Both trials used embryonic stem cells that had been transformed into retinal pigment epithelial (RPE) cells, a sort of support system for the retina (for reference, the retina is the part of the eye that processes light and sends nerve signals to your brain, telling you what you're seeing). In a healthy eye, RPE cells remove waste and carry nutrition to the retina; in an eye suffering from dry, age-related macular degeneration, these cells begin to malfunction or degenerate.
There is currently no treatment for dry age-related macular degeneration, which causes eventual blindness and impacts 30 million people worldwide.
In both trials, patients' eyes healed at the injection site, and images taken of the injected eyes weeks later suggested the stem cells had survived. No adverse side effects were observed.

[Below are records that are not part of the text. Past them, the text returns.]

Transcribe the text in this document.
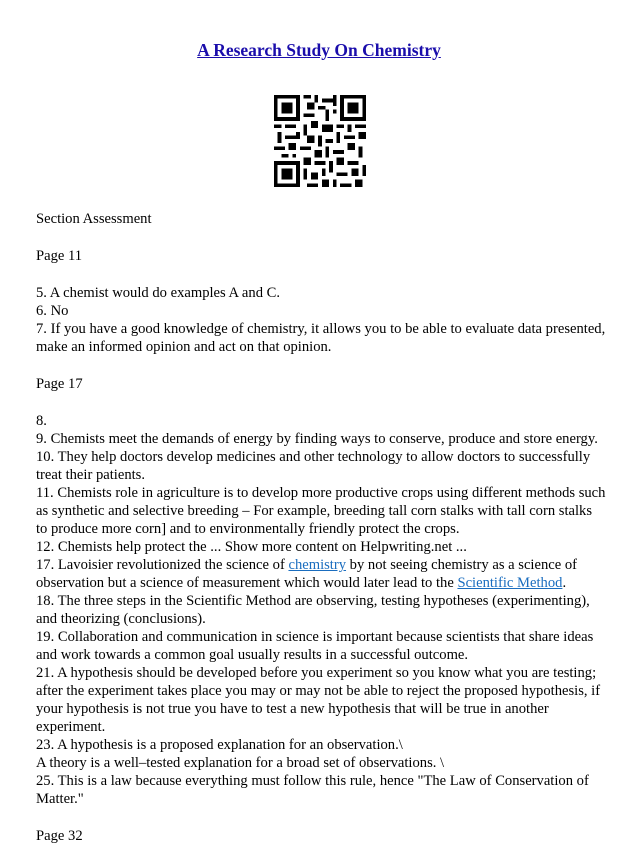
A Research Study On Chemistry

Section Assessment

Page 11

5. A chemist would do examples A and C.

6. No

7. If you have a good knowledge of chemistry, it allows you to be able to evaluate data presented, make an informed opinion and act on that opinion.

Page 17

8.

9. Chemists meet the demands of energy by finding ways to conserve, produce and store energy.

10. They help doctors develop medicines and other technology to allow doctors to successfully treat their patients.

11. Chemists role in agriculture is to develop more productive crops using different methods such as synthetic and selective breeding – For example, breeding tall corn stalks with tall corn stalks to produce more corn] and to environmentally friendly protect the crops.

12. Chemists help protect the ... Show more content on Helpwriting.net ...

17. Lavoisier revolutionized the science of chemistry by not seeing chemistry as a science of observation but a science of measurement which would later lead to the Scientific Method.

18. The three steps in the Scientific Method are observing, testing hypotheses (experimenting), and theorizing (conclusions).

19. Collaboration and communication in science is important because scientists that share ideas and work towards a common goal usually results in a successful outcome.

21. A hypothesis should be developed before you experiment so you know what you are testing; after the experiment takes place you may or may not be able to reject the proposed hypothesis, if your hypothesis is not true you have to test a new hypothesis that will be true in another experiment.

23. A hypothesis is a proposed explanation for an observation.\

A theory is a well–tested explanation for a broad set of observations. \

25. This is a law because everything must follow this rule, hence "The Law of Conservation of Matter."

Page 32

"RPE cells appear to be well tolerated in the human eyes," said Ninel Z. Gregori, who led the second study from the University of Miami's Bascom Palmer Eye Institute, in the press release. Gregori also treated patients with Stargardt disease, the most common form of juvenile macular degeneration, as well as the age-related version. "This study supports further development of human embryonic stem cell-derived RPE for degenerative diseases of the macula."
Future Cure
Regenerative medicine appears to be right around the corner — and indeed, early attempts at crafting skin grafts and even attempts at reverse aging have been promising. Experts in the field expect that macular degeneration will be one of the earliest conditions to be successfully treated with stem cell therapy. It's relatively easy to grow lots of RPE cells in the lab that are nearly identical to those naturally present in the eye, and the transplant site is one of the few where there is a low risk of the immune system rejecting the implants.
The researchers emphasized that this research is only an early step in developing a full treatment for macular degeneration. However, there is still reason to be hopeful. In these studies, patients retained the stem cells for up to three years, and some even showed an improvement in vision.